Akshay K. Burusa, Joost Scholten, David Rapado Rincon
et al.
Searching and detecting the task-relevant parts of plants is important to automate harvesting and de-leafing of tomato plants using robots. This is challenging due to high levels of occlusion in tomato plants. Active vision is a promising approach in which the robot strategically plans its camera viewpoints to overcome occlusion and improve perception accuracy. However, current active-vision algorithms cannot differentiate between relevant and irrelevant plant parts and spend time on perceiving irrelevant plant parts. This work proposed a semantics-aware active-vision strategy that uses semantic information to identify the relevant plant parts and prioritise them during view planning.

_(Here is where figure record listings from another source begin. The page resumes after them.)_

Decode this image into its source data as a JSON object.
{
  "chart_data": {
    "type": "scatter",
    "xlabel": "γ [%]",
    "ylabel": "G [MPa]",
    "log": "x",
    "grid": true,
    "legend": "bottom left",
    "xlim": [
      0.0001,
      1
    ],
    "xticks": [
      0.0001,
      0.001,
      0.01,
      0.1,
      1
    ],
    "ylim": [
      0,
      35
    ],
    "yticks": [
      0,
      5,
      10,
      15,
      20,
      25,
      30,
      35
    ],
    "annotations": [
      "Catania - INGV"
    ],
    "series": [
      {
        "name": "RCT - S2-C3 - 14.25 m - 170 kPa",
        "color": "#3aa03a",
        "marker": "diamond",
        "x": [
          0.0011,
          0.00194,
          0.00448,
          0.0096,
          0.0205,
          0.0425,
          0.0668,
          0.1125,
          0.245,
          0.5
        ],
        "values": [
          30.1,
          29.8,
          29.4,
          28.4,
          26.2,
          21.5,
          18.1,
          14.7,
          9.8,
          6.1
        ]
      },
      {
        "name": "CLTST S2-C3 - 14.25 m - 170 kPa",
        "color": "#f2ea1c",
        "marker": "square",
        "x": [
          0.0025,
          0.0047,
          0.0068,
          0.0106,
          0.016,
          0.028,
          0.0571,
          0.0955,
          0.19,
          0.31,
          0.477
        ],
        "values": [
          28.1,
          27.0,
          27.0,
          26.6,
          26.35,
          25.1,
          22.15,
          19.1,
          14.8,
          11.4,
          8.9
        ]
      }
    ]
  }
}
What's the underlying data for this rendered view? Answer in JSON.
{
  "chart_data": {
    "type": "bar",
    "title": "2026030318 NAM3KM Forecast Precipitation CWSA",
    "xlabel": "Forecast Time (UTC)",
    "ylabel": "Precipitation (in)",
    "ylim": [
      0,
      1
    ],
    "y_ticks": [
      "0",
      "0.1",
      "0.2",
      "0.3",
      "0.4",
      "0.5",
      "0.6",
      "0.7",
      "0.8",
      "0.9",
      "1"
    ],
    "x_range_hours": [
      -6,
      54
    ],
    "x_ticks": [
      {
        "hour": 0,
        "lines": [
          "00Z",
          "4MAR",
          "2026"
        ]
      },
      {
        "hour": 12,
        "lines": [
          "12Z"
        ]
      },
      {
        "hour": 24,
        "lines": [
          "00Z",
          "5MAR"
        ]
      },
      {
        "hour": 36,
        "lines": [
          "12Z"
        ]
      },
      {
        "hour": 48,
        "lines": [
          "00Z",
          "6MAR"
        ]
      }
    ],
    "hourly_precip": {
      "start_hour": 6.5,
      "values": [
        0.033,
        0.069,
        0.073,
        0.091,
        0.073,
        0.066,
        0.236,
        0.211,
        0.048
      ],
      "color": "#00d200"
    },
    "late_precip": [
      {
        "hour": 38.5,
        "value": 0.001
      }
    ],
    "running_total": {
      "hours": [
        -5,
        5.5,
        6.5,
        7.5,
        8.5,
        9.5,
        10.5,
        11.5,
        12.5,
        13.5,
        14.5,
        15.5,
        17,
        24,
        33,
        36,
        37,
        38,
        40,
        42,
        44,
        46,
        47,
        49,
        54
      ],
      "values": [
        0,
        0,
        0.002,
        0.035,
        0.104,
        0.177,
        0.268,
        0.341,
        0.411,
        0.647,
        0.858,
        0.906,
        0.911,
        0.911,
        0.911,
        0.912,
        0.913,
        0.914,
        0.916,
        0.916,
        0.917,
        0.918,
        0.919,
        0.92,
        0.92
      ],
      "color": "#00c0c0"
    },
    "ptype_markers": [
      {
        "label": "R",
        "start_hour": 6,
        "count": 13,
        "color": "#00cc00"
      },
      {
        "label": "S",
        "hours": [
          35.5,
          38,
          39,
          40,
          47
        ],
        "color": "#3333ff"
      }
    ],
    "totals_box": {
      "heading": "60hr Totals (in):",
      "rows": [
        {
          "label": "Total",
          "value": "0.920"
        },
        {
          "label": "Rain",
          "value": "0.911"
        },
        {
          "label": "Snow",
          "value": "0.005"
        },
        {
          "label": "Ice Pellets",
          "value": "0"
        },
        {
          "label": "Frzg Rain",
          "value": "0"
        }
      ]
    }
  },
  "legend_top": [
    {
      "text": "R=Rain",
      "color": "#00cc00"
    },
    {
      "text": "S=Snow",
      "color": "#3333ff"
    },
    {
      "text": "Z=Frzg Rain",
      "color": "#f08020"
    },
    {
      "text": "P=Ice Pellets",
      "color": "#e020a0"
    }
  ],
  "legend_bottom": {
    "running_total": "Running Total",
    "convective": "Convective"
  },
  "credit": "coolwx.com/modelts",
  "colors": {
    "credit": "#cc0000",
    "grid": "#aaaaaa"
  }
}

The proposed strategy was evaluated on the task of searching and detecting the relevant plant parts using simulation and real-world experiments. In simulation experiments, the semantics-aware strategy proposed could search and detect 81.8% of the relevant plant parts using nine viewpoints. It was significantly faster and detected more plant parts than predefined, random, and volumetric active-vision strategies that do not use semantic information. The strategy proposed was also robust to uncertainty in plant and plant-part positions, plant complexity, and different viewpoint-sampling strategies. In real-world experiments, the semantics-aware strategy could search and detect 82.7% of the relevant plant parts using seven viewpoints, under complex greenhouse conditions with natural variation and occlusion, natural illumination, sensor noise, and uncertainty in camera poses. The results of this work clearly indicate the advantage of using semantics-aware active vision for targeted perception of plant parts and its applicability in the real world. It can significantly improve the efficiency of automated harvesting and de-leafing in tomato crop production.